Julian pinched the bridge of his nose. Nothing was ever easy. “Okay, Alan? I don’t know what the fuck you’re talking about.”

“Rabbit’s got bad rebirth luck. Like, bad luck of astronomical, super nova proportions. That guy gets fucked over in every way you can think of, every time he’s reborn.” Alan picked a bit of lint off of his shoulder, flicking it away. “I know. I’ve seen lots of his lives in the last thousand years.”

Julian stared at him, appalled at how blasé Alan was about it. “Isn’t he your best friend?”

“He’s my brother.” Alan smirked, as though at a joke he wasn’t sharing with Julian. “Anyway, the universe is just reminding him he can’t get away from it. It’d piss anyone off to know that no matter what they do, they’re screwed.”

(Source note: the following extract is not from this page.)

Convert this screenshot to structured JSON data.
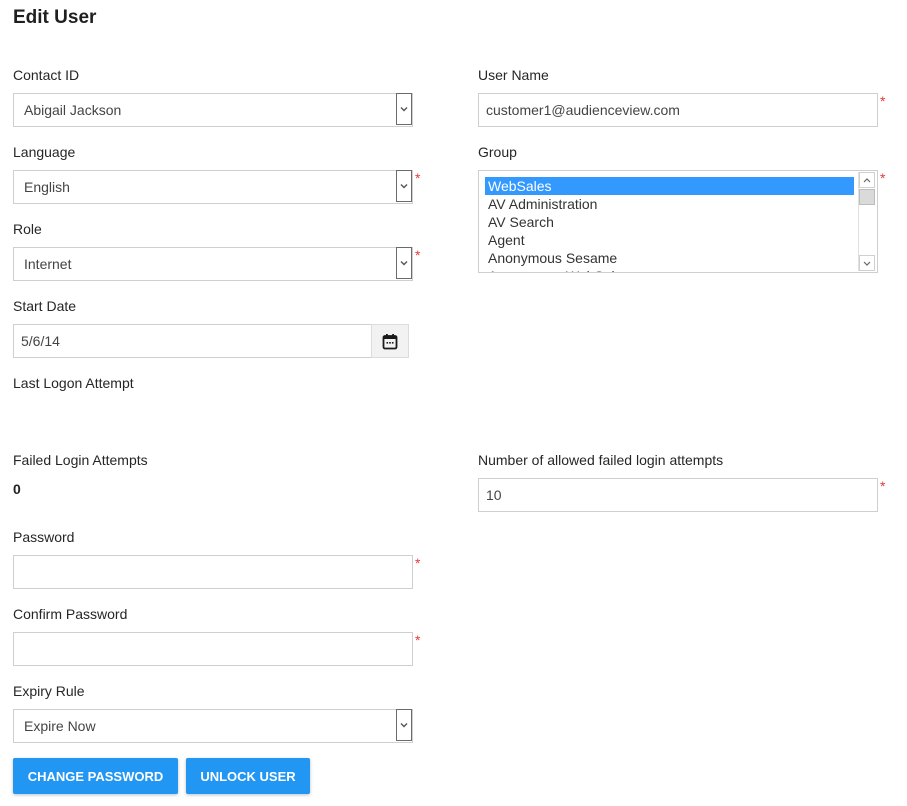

Julian frowned, opening his mouth to ask for more information, when the curtain behind the counter shifted and Rabbit emerged.

He sauntered past Julian and Alan, hands in his pockets. “Let’s go eat.”

“Hey! Aren’t you even going to say hi to me?” Alan called after him, straightening up.

Rabbit only waved without turning as he shouldered his way through the door. Alan rolled his eyes and settled back. “He better bring me sandwiches next time he shows up.”

Exasperated and no more satisfied than he had been when they’d arrived, Julian shrugged and followed Rabbit into the street. “Did Quinn tell you what language it was you saw?”

Instead of answering, Rabbit held up his hand and stepped away, taking his phone out of his pocket. Julian sighed and leaned against the bike. He had no idea what Hirokimight have bought from Alan, and as he tried to think it over, he was sidetracked by his concern for Rabbit. He wanted more details about the rebirths Alan had mentioned, but knew that even if he knew more, he couldn’t do anything about it. Pursuing it wouldn’t be satisfying, and even more importantly, it would be a violation of Rabbit’s privacy.

He watched Rabbit’s back, noting the tension in his shoulders, the way he clenched and unclenched his free hand, like it pained him. His fingers were covered in stars now; there were feathers drifting across the back of his neck.

Rabbit didn’t want help if he didn’t absolutely need it, and he definitely didn’t want pity. Julian knew him well enough to know that. As difficult and unsatisfying as it was to ignore his curiosity on even the most unimportant issues, he decided to let the question of Rabbit’s past lives go.

At least they’d be eating soon. A plate of good food wouldn’t give him answers, but at least it would be enjoyable and satisfying.